Many participants in these trials had blood levels of vitamin D that are considered adequate for overall health. This has led to speculation that any effects of vitamin D supplementation on cancer mortality might be more evident in people with low vitamin D levels, and researchers are pursuing this question.

Clinical trials are being conducted to examine the potential benefit of adding vitamin D supplements to other treatments for people with cancer. For example, the phase 3 SOLARIS trial is testing whether adding high-dose vitamin D3 to chemotherapy and bevacizumab would extend the length of time patients with advanced or metastatic colorectal cancer live without their disease getting worse.

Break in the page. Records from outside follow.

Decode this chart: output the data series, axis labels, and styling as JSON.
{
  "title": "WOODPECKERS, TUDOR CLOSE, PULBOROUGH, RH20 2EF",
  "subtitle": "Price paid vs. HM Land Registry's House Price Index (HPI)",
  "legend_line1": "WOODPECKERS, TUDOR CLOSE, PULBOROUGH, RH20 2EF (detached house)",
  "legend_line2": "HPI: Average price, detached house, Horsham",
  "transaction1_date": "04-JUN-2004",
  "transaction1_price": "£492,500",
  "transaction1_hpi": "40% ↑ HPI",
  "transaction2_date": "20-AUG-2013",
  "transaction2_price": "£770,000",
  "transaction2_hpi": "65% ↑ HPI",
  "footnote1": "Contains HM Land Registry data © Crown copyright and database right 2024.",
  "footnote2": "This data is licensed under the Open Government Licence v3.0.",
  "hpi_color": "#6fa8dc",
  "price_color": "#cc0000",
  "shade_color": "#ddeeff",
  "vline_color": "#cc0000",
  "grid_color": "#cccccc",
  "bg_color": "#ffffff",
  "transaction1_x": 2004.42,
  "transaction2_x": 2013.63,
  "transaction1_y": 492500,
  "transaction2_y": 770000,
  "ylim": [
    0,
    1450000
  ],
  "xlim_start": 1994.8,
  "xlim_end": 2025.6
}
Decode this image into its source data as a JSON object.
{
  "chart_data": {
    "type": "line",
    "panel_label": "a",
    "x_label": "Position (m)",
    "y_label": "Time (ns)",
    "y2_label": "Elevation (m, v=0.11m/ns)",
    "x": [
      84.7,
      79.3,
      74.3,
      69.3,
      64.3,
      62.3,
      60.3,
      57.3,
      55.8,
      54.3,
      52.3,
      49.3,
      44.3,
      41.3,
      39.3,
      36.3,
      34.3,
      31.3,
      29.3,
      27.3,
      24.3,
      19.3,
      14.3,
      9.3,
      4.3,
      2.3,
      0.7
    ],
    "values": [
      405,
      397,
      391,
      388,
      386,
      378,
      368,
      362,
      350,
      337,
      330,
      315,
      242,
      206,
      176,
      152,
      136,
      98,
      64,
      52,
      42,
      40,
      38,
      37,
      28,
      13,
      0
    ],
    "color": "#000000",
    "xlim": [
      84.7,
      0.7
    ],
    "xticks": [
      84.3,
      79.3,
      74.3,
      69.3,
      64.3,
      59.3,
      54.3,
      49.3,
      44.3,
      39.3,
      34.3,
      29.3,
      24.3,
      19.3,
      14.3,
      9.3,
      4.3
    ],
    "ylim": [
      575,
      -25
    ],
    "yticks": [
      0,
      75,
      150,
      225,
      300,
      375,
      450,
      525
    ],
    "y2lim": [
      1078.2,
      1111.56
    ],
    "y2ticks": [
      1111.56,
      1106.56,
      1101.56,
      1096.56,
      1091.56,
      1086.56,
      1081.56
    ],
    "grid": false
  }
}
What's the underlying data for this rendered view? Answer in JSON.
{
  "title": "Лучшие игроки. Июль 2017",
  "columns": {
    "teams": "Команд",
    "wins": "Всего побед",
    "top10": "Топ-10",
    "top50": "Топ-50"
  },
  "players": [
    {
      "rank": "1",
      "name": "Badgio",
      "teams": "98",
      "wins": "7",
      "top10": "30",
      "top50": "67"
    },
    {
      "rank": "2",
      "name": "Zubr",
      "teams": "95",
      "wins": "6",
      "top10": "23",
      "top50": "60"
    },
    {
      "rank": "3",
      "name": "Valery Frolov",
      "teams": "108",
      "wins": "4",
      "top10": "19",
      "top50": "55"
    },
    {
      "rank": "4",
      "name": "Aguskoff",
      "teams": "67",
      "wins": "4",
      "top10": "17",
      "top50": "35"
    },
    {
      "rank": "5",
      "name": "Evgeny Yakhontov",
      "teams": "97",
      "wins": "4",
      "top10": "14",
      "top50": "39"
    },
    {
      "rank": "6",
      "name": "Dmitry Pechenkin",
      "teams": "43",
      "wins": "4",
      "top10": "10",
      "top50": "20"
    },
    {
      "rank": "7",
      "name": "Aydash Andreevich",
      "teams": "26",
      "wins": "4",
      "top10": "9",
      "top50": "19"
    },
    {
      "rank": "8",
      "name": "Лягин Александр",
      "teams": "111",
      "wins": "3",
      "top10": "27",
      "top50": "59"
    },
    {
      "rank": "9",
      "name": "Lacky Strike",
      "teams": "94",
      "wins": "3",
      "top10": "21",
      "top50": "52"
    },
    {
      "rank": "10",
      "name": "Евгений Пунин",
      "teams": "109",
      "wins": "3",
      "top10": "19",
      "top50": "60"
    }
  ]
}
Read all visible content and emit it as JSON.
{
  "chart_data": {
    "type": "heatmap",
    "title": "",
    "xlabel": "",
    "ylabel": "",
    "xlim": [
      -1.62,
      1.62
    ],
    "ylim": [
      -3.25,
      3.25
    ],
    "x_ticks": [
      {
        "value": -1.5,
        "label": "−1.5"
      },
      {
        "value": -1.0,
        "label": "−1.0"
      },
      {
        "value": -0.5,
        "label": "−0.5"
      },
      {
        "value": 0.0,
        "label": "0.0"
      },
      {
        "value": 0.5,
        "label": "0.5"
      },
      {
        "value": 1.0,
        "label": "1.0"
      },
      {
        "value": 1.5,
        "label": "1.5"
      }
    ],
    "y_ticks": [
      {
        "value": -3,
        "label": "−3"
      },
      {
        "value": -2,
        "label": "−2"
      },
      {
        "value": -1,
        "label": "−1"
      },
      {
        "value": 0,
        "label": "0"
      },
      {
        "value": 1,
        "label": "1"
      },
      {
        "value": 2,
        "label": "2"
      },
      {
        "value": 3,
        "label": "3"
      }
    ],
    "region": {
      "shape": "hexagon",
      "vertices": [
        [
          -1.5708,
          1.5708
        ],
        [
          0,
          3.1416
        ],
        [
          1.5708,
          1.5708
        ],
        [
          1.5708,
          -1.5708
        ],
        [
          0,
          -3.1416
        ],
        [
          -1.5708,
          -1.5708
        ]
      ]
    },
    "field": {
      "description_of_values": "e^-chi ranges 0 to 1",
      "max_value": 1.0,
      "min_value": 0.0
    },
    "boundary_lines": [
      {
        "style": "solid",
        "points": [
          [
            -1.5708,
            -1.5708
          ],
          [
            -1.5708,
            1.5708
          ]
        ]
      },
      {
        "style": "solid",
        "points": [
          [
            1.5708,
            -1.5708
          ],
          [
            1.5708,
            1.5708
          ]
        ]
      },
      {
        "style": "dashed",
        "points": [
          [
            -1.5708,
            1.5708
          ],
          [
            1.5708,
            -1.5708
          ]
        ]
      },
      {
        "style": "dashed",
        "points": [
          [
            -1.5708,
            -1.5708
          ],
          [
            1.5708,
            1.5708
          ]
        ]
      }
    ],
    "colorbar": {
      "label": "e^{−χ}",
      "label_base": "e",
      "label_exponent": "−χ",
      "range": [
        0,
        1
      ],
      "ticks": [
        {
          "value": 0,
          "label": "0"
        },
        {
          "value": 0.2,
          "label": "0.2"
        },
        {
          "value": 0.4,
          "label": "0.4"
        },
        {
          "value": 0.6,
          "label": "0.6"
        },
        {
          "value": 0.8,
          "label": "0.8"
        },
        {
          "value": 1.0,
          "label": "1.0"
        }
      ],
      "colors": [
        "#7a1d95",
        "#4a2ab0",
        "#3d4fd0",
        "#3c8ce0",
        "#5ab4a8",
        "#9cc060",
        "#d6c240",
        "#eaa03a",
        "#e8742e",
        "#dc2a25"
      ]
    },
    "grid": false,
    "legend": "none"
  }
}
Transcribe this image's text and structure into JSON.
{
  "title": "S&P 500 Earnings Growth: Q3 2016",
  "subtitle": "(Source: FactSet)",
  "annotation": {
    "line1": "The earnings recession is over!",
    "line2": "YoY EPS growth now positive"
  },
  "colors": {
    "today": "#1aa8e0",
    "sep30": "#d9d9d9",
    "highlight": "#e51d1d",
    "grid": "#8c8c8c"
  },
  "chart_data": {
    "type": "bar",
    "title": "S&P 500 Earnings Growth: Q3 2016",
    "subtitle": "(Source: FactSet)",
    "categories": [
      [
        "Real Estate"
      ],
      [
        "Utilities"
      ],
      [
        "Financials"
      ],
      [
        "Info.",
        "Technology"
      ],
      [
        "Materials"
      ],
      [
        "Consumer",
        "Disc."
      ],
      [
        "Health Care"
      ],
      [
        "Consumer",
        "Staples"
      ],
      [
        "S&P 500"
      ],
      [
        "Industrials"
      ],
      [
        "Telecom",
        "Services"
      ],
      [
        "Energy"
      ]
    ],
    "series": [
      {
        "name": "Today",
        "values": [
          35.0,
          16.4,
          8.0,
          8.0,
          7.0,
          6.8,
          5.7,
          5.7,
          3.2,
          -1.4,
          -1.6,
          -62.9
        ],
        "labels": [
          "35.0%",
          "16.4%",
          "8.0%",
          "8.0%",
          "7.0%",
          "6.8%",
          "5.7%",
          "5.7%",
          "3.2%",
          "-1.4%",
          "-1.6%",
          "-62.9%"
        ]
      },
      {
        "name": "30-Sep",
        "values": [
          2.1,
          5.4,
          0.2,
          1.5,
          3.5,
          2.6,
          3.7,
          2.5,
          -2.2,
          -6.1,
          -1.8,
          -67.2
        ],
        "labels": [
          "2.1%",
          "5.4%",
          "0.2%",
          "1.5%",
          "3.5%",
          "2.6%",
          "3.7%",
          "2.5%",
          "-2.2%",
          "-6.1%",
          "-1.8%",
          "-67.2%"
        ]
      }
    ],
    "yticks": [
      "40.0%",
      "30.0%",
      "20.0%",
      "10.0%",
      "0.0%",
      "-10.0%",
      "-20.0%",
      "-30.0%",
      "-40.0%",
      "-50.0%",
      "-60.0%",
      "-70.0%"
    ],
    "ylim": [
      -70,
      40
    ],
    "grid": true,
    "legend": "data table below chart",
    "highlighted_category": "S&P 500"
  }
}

Researchers are also studying vitamin D analogs—chemicals with structures similar to that of vitamin D—which may have the anticancer activity of vitamin D but not the toxic effects of high doses. For example, ongoing clinical trials are testing both vitamin D and its analog paricalcitol alone or in combination with other treatments, including immunotherapy and chemotherapy, in patients with pancreatic cancer.

Another research question relates to the differing prevalence of vitamin D deficiency among racial/ethnic groups and whether these may contribute to some cancer disparities. According to NHANES data for 2011–2014, the prevalence of vitamin D deficiency (defined as a serum 25-hydroxyvitamin D concentration of less than 30 nmol/L) among adults in the United States was 18% among non-Hispanic Black people, 2% among non-Hispanic White people, 8% among non-Hispanic Asian people, and 6% among Hispanic people. Black people are also less likely to use vitamin D supplements than White people.

Observational studies and investigations of biological mechanisms through which vitamin D status and supplementation influence cancer risk are ongoing. Also under study is whether any beneficial effects of vitamin D on cancer outcomes may be restricted to people who have certain genetic variants in genes that metabolize or transport vitamin D. For example, a recent analysis of a US population found improved cancer survival primarily among women and men with a specific form of a vitamin D binding protein called GC.